Modern space missions, ground telescopes and modeling facilities are producing huge amount of data. A new era of data distribution and access procedures is now starting with interoperable infrastructures and big data technologies. Long term archives exist for telescopic and space-borne observations but high-level functions need to be setup on top of theses repositories to make Solar and Planetary Science data more accessible and to favor interoperability. Results of simulations and reference laboratory data also need to be integrated to support and interpret the observations.

The Virtual Observatory (VO) standards developed in Astronomy may be adapted in the field of Planetary Science to develop interoperability, including automated workflows to process related data from different sources. Other communities have developed their own standards (GIS for surfaces, SPASE for space plasma, PDS4 for planetary mission archives…) and an effort to make them interoperable is starting.

Planetary Science Informatics and Data Analytics (PSIDA) are also offering new ways to exploit the science out of planetary data through modern techniques such as: data exploitation and collaboration platforms, visualisation and analysis applications, artificial intelligence and machine learning, data fusion and integration supported by new big data architecture and management infrastructure, potentially being hosted by cloud and scalable computing.

We call for contributions presenting progresses in the fields of Solar and Planetary science databases, tools and data analytics. We encourage contributors to focus on science use cases and on international standard implementation, such as those proposed by the IVOA (International Virtual Observatory Alliance), the OGC (Open Geospatial Consortium), the IPDA (International Planetary Data Alliance) or the IHDEA (International Heliophysics Data Environment Alliance), as well as applications linked to the EOSC (European Open Science Cloud) infrastructure.

Conveners: Christophe Arviset, Baptiste Cecconi | Co-conveners: Sébastien Besse, Angelo Pio Rossi

Geologic mapping is of key importance for planetary exploration, lander/rover mission target selection and planning and in situ characterization of landing sites and roving traverses.

The large heterogeneous base of data recently collected by planetary missions can now be analysed using an integrated approach, embedding traditional morphostratigraphic mapping with spectral units differentiation and three-dimensional geologic modelling, at multiple scales. In addition Virtual Reality can be effectively used as a tool for retrieving data essential for in situ geological maps.

International collaborative efforts for geologic mapping and 3D geological reconstructions can be tied to the new Europlanet infrastructure.

The session welcomes inputs on scientific mapping use cases, mapping-focused data fusion and integration, as well as tools and workflows that can specifically aid the planetary geologic mapping process, including 3D geo-modelling and VR activities.

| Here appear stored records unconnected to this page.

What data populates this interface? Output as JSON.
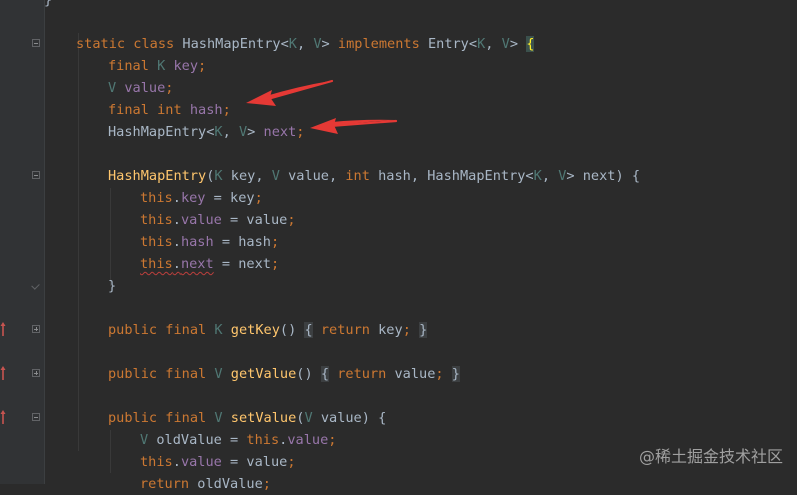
{
  "editor": {
    "language": "java",
    "lines": [
      {
        "tokens": [
          {
            "t": "}",
            "c": "t-brace"
          }
        ]
      },
      {
        "tokens": []
      },
      {
        "fold": "minus",
        "tokens": [
          {
            "t": "static",
            "c": "t-kw"
          },
          {
            "t": " "
          },
          {
            "t": "class",
            "c": "t-kw"
          },
          {
            "t": " HashMapEntry<"
          },
          {
            "t": "K",
            "c": "t-tp"
          },
          {
            "t": ", "
          },
          {
            "t": "V",
            "c": "t-tp"
          },
          {
            "t": "> "
          },
          {
            "t": "implements",
            "c": "t-kw"
          },
          {
            "t": " Entry<"
          },
          {
            "t": "K",
            "c": "t-tp"
          },
          {
            "t": ", "
          },
          {
            "t": "V",
            "c": "t-tp"
          },
          {
            "t": "> "
          },
          {
            "t": "{",
            "c": "t-hl"
          }
        ]
      },
      {
        "tokens": [
          {
            "t": "final",
            "c": "t-kw"
          },
          {
            "t": " "
          },
          {
            "t": "K",
            "c": "t-tp"
          },
          {
            "t": " "
          },
          {
            "t": "key",
            "c": "t-field"
          },
          {
            "t": ";",
            "c": "t-kw"
          }
        ]
      },
      {
        "tokens": [
          {
            "t": "V",
            "c": "t-tp"
          },
          {
            "t": " "
          },
          {
            "t": "value",
            "c": "t-field"
          },
          {
            "t": ";",
            "c": "t-kw"
          }
        ]
      },
      {
        "tokens": [
          {
            "t": "final",
            "c": "t-kw"
          },
          {
            "t": " "
          },
          {
            "t": "int",
            "c": "t-kw"
          },
          {
            "t": " "
          },
          {
            "t": "hash",
            "c": "t-field"
          },
          {
            "t": ";",
            "c": "t-kw"
          }
        ]
      },
      {
        "tokens": [
          {
            "t": "HashMapEntry<"
          },
          {
            "t": "K",
            "c": "t-tp"
          },
          {
            "t": ", "
          },
          {
            "t": "V",
            "c": "t-tp"
          },
          {
            "t": "> "
          },
          {
            "t": "next",
            "c": "t-field"
          },
          {
            "t": ";",
            "c": "t-kw"
          }
        ]
      },
      {
        "tokens": []
      },
      {
        "fold": "minus",
        "tokens": [
          {
            "t": "HashMapEntry",
            "c": "t-fn"
          },
          {
            "t": "("
          },
          {
            "t": "K",
            "c": "t-tp"
          },
          {
            "t": " key, "
          },
          {
            "t": "V",
            "c": "t-tp"
          },
          {
            "t": " value, "
          },
          {
            "t": "int",
            "c": "t-kw"
          },
          {
            "t": " hash, HashMapEntry<"
          },
          {
            "t": "K",
            "c": "t-tp"
          },
          {
            "t": ", "
          },
          {
            "t": "V",
            "c": "t-tp"
          },
          {
            "t": "> next) {"
          }
        ]
      },
      {
        "tokens": [
          {
            "t": "this",
            "c": "t-kw"
          },
          {
            "t": "."
          },
          {
            "t": "key",
            "c": "t-field"
          },
          {
            "t": " = key"
          },
          {
            "t": ";",
            "c": "t-kw"
          }
        ]
      },
      {
        "tokens": [
          {
            "t": "this",
            "c": "t-kw"
          },
          {
            "t": "."
          },
          {
            "t": "value",
            "c": "t-field"
          },
          {
            "t": " = value"
          },
          {
            "t": ";",
            "c": "t-kw"
          }
        ]
      },
      {
        "tokens": [
          {
            "t": "this",
            "c": "t-kw"
          },
          {
            "t": "."
          },
          {
            "t": "hash",
            "c": "t-field"
          },
          {
            "t": " = hash"
          },
          {
            "t": ";",
            "c": "t-kw"
          }
        ]
      },
      {
        "tokens": [
          {
            "t": "this.next",
            "c": "t-kw squiggle-mix"
          },
          {
            "t": " = next"
          },
          {
            "t": ";",
            "c": "t-kw"
          }
        ]
      },
      {
        "fold": "end",
        "tokens": [
          {
            "t": "}"
          }
        ]
      },
      {
        "tokens": []
      },
      {
        "fold": "plus",
        "override": true,
        "tokens": [
          {
            "t": "public",
            "c": "t-kw"
          },
          {
            "t": " "
          },
          {
            "t": "final",
            "c": "t-kw"
          },
          {
            "t": " "
          },
          {
            "t": "K",
            "c": "t-tp"
          },
          {
            "t": " "
          },
          {
            "t": "getKey",
            "c": "t-fn"
          },
          {
            "t": "() "
          },
          {
            "t": "{",
            "c": "t-ghost"
          },
          {
            "t": " "
          },
          {
            "t": "return",
            "c": "t-kw"
          },
          {
            "t": " key"
          },
          {
            "t": ";",
            "c": "t-kw"
          },
          {
            "t": " "
          },
          {
            "t": "}",
            "c": "t-ghost"
          }
        ]
      },
      {
        "tokens": []
      },
      {
        "fold": "plus",
        "override": true,
        "tokens": [
          {
            "t": "public",
            "c": "t-kw"
          },
          {
            "t": " "
          },
          {
            "t": "final",
            "c": "t-kw"
          },
          {
            "t": " "
          },
          {
            "t": "V",
            "c": "t-tp"
          },
          {
            "t": " "
          },
          {
            "t": "getValue",
            "c": "t-fn"
          },
          {
            "t": "() "
          },
          {
            "t": "{",
            "c": "t-ghost"
          },
          {
            "t": " "
          },
          {
            "t": "return",
            "c": "t-kw"
          },
          {
            "t": " value"
          },
          {
            "t": ";",
            "c": "t-kw"
          },
          {
            "t": " "
          },
          {
            "t": "}",
            "c": "t-ghost"
          }
        ]
      },
      {
        "tokens": []
      },
      {
        "fold": "minus",
        "override": true,
        "tokens": [
          {
            "t": "public",
            "c": "t-kw"
          },
          {
            "t": " "
          },
          {
            "t": "final",
            "c": "t-kw"
          },
          {
            "t": " "
          },
          {
            "t": "V",
            "c": "t-tp"
          },
          {
            "t": " "
          },
          {
            "t": "setValue",
            "c": "t-fn"
          },
          {
            "t": "("
          },
          {
            "t": "V",
            "c": "t-tp"
          },
          {
            "t": " value) {"
          }
        ]
      },
      {
        "tokens": [
          {
            "t": "V",
            "c": "t-tp"
          },
          {
            "t": " oldValue = "
          },
          {
            "t": "this",
            "c": "t-kw"
          },
          {
            "t": "."
          },
          {
            "t": "value",
            "c": "t-field"
          },
          {
            "t": ";",
            "c": "t-kw"
          }
        ]
      },
      {
        "tokens": [
          {
            "t": "this",
            "c": "t-kw"
          },
          {
            "t": "."
          },
          {
            "t": "value",
            "c": "t-field"
          },
          {
            "t": " = value"
          },
          {
            "t": ";",
            "c": "t-kw"
          }
        ]
      },
      {
        "tokens": [
          {
            "t": "return",
            "c": "t-kw"
          },
          {
            "t": " oldValue"
          },
          {
            "t": ";",
            "c": "t-kw"
          }
        ]
      }
    ]
  },
  "watermark": "@稀土掘金技术社区",
  "colors": {
    "background": "#2b2b2b",
    "keyword": "#cc7832",
    "field": "#9876aa",
    "method": "#ffc66d",
    "type_param": "#507874",
    "annotation_arrow": "#e53935",
    "override_marker": "#c75450"
  }
}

Conveners: Francesca Altieri, Matteo Massironi, Andrea Nass, Angelo Pio Rossi

The EPSC symposium "Open Lunar Science & Innovation” will address:
- Celebrating the legacy of Apollo and Luna programmes after 50 years
- Recent lunar results: geochemistry, geophysics in the context of open planetary science and exploration
- Synthesis of results from Clementine, Prospector, SMART-1, Kaguya, Chang’e 1, 2 and 3, Chandrayaan-1, LCROSS, LADEE, Lunar Reconnaissance Orbiter, Artemis and GRAIL
- First results from Chang'E 4, Chandrayaan2,
- Goals and Status of missions under preparation: orbiters, Luna25-27, SLIM, , Commercial landers, Chang'E 5 and Lunar sample return missions, Future cargo landers,
- Precursor missions, instruments and investigations for landers, rovers, sample return, and human cis-lunar activities and human lunar surface sorties (Artemis and others)
- Preparation for International Lunar Decade: databases, instruments, missions, terrestrial field campaigns, support studies
- ILEWG and Global Exploration roadmaps towards a global robotic/human Moon village
- Strategic Knowledge Gaps, and key science Goals relevant to Lunar Global Exploration
- The Moon Village with the goal of a sustainable human and robotic presence on the lunar surface as an ensemble where multiple users can carry out multiple activities.
- The Moon for planetary science, life sciences, astronomy, fundamental research, resources utilisation, human spaceflight, peaceful cooperation, economical development, inspiration, training and capacity building.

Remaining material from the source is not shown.